Hurricane Ida has blasted ashore along the Louisiana coast, with the eye of one of the most powerful storms ever to hit the US arriving near the barrier island of Grand Isle.
The powerful category 4 storm made landfall on the same date Hurricane Katrina ravaged Louisiana and Mississippi 16 years earlier, about 64 kilometres west of where Category 3 Katrina first struck land.
Arriving with a barometric pressure of 930 millibars, Ida preliminarily goes down as tied for the fifth strongest hurricane to make landfall in the United States based on wind speed. Based on central pressure it is tied for 9th strongest US landfall.
Ida rapidly intensified overnight as it moved through some of the warmest ocean water in the world in the northern Gulf of Mexico, its top winds grew by 72 kilometres per hour to 230 kilometres per hour in five hours.
Hurricane force winds started to strike Grand Isle on Sunday morning.

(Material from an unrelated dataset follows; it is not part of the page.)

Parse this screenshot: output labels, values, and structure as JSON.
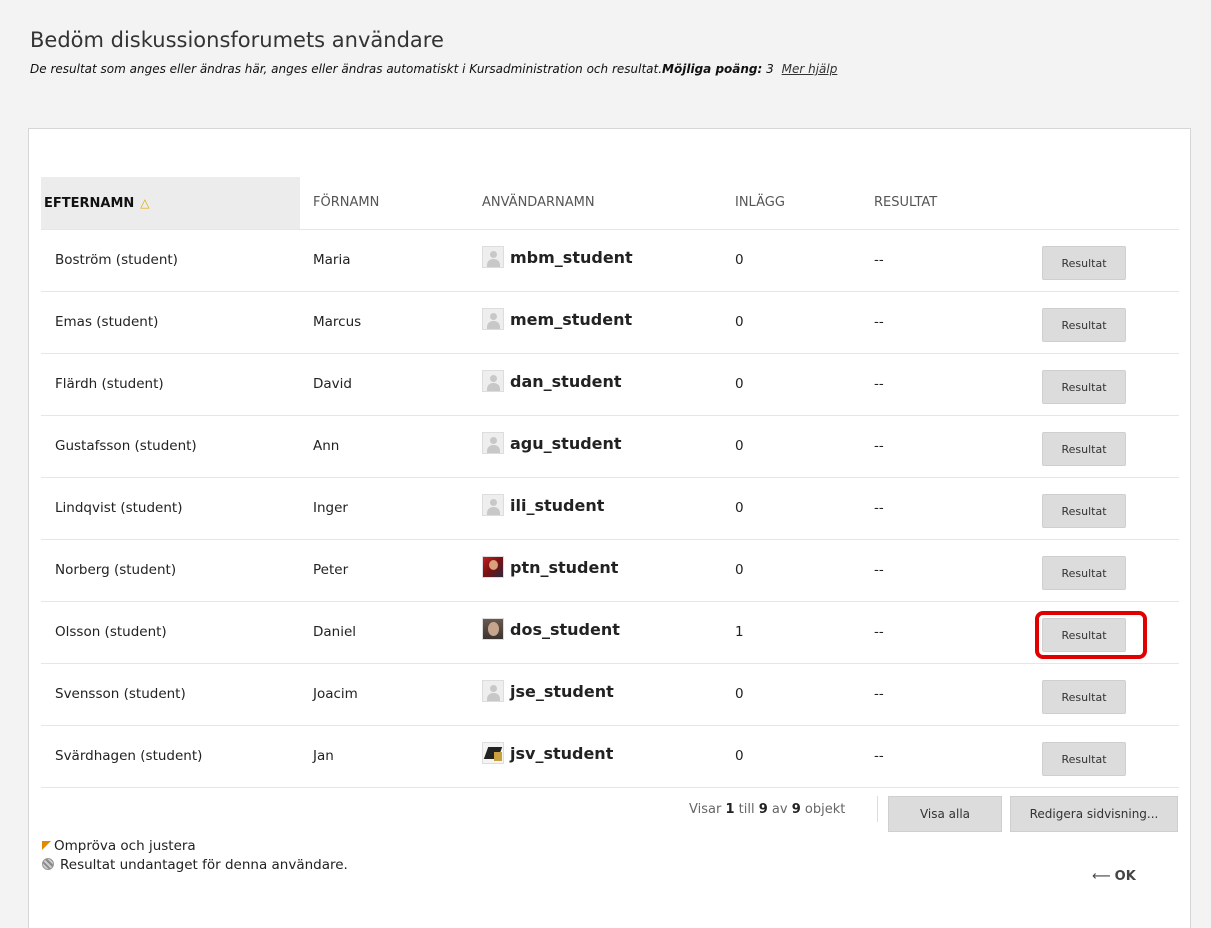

Before power was lost on the Louisiana barrier island, a beachfront web camera showed the ocean steadily rising as growing waves churned and palm trees whipped.
More than 100,000 customers had lost power in Louisiana by noon and were without electricity, according to PowerOutage.US, which tracks outages nationwide.
Wind tore at awnings and water began spilling out of Lake Ponchartrain in New Orleans. Officials there said Ida’s swift intensification from a few thunderstorms to massive hurricane over three days left no time to organise a mandatory evacuation of its 390,000 residents.
Mayor LaToya Cantrell urged residents to leave voluntarily. Those who stayed were warned to prepare for long power outages amid sweltering heat.